To choose the right compute size for your deployment, start with the smallest size that fits your expected data volume and script complexity. Use local runs and sandbox runs to gauge memory and CPU needs. If you see timeouts, out-of-memory errors, or slow runs, move to the next size. For production, factor in peak data volume and growth so you don’t under-provision. If cost is a concern, optimize the script first (for example, incremental processing or filtering early) before moving to a larger size.

Run Code Extension

Run your code extension by running the batch data transform that uses your deployed code extension in Data 360. You can run it immediately by clicking Run Now on the Data Transforms tab, or run it automatically by creating a schedule for the batch transform. For each run, Data 360 executes your code, reads from and writes to the transform’s DLOs or DMOs, and records run history details such as status, rows read and written, and duration.

Monitor Code Executions

After your code runs as part of a batch data transform, you monitor it so you can confirm it succeeded, see how much data it processed, and troubleshoot if something failed. Data 360 gives you two ways to do that: Run History in the Code Extension UI, and execution logs.
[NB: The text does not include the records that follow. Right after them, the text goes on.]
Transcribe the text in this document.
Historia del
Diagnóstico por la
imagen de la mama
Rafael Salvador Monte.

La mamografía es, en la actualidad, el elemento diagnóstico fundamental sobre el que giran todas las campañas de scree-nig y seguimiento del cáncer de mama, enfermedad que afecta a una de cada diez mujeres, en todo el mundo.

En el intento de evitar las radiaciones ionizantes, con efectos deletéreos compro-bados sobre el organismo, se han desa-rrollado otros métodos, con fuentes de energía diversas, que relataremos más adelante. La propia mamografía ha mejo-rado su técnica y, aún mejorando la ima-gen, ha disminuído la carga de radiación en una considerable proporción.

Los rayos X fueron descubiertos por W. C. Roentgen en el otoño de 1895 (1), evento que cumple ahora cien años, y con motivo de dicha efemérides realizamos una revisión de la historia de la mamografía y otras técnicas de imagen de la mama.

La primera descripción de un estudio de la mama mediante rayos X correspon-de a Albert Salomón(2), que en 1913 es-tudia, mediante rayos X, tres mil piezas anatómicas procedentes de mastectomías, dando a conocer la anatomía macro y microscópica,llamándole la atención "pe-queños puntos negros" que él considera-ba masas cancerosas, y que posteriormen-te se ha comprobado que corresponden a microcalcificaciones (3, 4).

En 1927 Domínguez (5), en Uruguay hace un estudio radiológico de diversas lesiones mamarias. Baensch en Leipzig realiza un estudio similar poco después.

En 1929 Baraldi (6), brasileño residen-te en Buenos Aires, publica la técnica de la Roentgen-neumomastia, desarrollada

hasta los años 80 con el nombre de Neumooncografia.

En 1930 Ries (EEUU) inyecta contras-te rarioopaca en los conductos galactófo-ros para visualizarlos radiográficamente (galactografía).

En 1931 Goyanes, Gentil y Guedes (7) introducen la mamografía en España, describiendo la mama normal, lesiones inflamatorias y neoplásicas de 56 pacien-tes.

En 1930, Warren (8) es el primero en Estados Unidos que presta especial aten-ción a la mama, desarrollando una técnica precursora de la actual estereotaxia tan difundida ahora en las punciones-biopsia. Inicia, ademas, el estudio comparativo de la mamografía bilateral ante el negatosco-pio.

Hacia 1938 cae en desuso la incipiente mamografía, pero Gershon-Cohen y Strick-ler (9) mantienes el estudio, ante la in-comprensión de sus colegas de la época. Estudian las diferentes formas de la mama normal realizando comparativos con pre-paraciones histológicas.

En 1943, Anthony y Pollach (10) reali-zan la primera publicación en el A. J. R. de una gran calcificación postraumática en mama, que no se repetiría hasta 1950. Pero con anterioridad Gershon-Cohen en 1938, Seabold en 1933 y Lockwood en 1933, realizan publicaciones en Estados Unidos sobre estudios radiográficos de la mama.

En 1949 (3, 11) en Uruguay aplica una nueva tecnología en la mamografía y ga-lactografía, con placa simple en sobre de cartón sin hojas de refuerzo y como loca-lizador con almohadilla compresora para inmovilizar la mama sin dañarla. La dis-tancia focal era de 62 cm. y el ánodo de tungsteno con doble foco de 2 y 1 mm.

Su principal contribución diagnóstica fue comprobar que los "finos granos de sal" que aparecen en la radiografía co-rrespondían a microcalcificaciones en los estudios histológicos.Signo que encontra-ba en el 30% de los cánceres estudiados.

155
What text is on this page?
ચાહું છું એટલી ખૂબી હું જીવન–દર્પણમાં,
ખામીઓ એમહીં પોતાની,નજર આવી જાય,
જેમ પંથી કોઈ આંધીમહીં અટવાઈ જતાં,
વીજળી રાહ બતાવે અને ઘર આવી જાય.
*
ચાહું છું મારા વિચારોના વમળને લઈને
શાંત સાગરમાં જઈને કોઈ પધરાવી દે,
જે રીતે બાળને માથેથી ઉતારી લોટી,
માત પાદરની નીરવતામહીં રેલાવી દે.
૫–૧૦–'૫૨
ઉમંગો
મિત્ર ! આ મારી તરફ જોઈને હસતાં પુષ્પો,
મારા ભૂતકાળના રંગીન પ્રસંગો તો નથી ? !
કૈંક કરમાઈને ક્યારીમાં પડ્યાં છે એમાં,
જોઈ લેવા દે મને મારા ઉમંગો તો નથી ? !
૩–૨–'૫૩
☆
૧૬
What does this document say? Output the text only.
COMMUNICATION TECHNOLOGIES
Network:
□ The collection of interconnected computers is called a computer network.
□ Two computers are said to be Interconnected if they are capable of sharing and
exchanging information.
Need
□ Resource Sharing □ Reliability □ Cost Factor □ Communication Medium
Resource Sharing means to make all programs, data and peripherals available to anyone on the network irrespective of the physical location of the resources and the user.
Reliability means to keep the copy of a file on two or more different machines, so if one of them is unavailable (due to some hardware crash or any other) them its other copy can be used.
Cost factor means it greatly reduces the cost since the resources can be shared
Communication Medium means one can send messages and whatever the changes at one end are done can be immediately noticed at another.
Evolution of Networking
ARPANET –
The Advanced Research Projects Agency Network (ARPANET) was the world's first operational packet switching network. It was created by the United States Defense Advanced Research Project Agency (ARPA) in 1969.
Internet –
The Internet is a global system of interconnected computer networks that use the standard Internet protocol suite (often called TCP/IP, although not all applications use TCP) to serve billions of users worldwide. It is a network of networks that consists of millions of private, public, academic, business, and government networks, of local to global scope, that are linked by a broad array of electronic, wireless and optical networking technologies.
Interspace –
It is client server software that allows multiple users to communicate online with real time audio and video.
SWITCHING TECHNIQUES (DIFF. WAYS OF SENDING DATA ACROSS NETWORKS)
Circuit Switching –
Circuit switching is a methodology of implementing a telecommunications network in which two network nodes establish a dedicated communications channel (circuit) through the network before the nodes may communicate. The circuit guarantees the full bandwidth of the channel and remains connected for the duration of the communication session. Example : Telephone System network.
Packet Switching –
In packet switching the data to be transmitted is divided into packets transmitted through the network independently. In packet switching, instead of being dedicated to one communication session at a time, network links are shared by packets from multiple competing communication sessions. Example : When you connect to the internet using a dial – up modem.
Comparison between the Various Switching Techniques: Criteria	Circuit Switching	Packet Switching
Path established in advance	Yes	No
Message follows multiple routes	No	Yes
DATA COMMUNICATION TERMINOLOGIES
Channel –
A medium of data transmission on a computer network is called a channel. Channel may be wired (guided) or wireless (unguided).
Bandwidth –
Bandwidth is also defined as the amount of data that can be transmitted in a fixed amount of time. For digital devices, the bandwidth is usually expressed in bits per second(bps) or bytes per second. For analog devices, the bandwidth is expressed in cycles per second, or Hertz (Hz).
Run History lives on each custom code deployment. It lists each execution with when it ran, what started it (for example, the batch data transform), the run status (Running, Success, or Failure), and how many rows were read and written. You open a run to see details such as runtime and completion time. That way you can spot failures, check volume, and see which feature used the code.

Execution logs from your custom code are stored in the data lake object DataCustomCodeLogs__dll. You query them in Query Editor or view them in Data Explorer when you need to dig into a specific run or audit behavior. Logs usually appear within a few minutes after execution. You can filter by transform name, execution ID, or message content to troubleshoot or verify what your code did.

Migrate Code Extension from Sandbox to Production Using a DevOps Data Kit

You create a DevOps data kit in the sandbox and add the components you want to promote: your validated batch data transform and, if needed, the custom code deployment. When you add a batch data transform, the kit automatically includes the custom code it uses. You also add any DLOs or DMOs that the code reads from or writes to and that do not yet exist in production.

The kit uses a set order for deployment—data objects first, then custom code, then batch transforms—so dependencies land in the right sequence. You publish the kit, add it to a package, and deploy that package to the production org.

Wrap It Up

Code Extension lets you run custom Python logic in Data 360 for complex data transformations. Understanding when and where to use it helps you extend native capabilities and turn raw data into structured data for segments and action.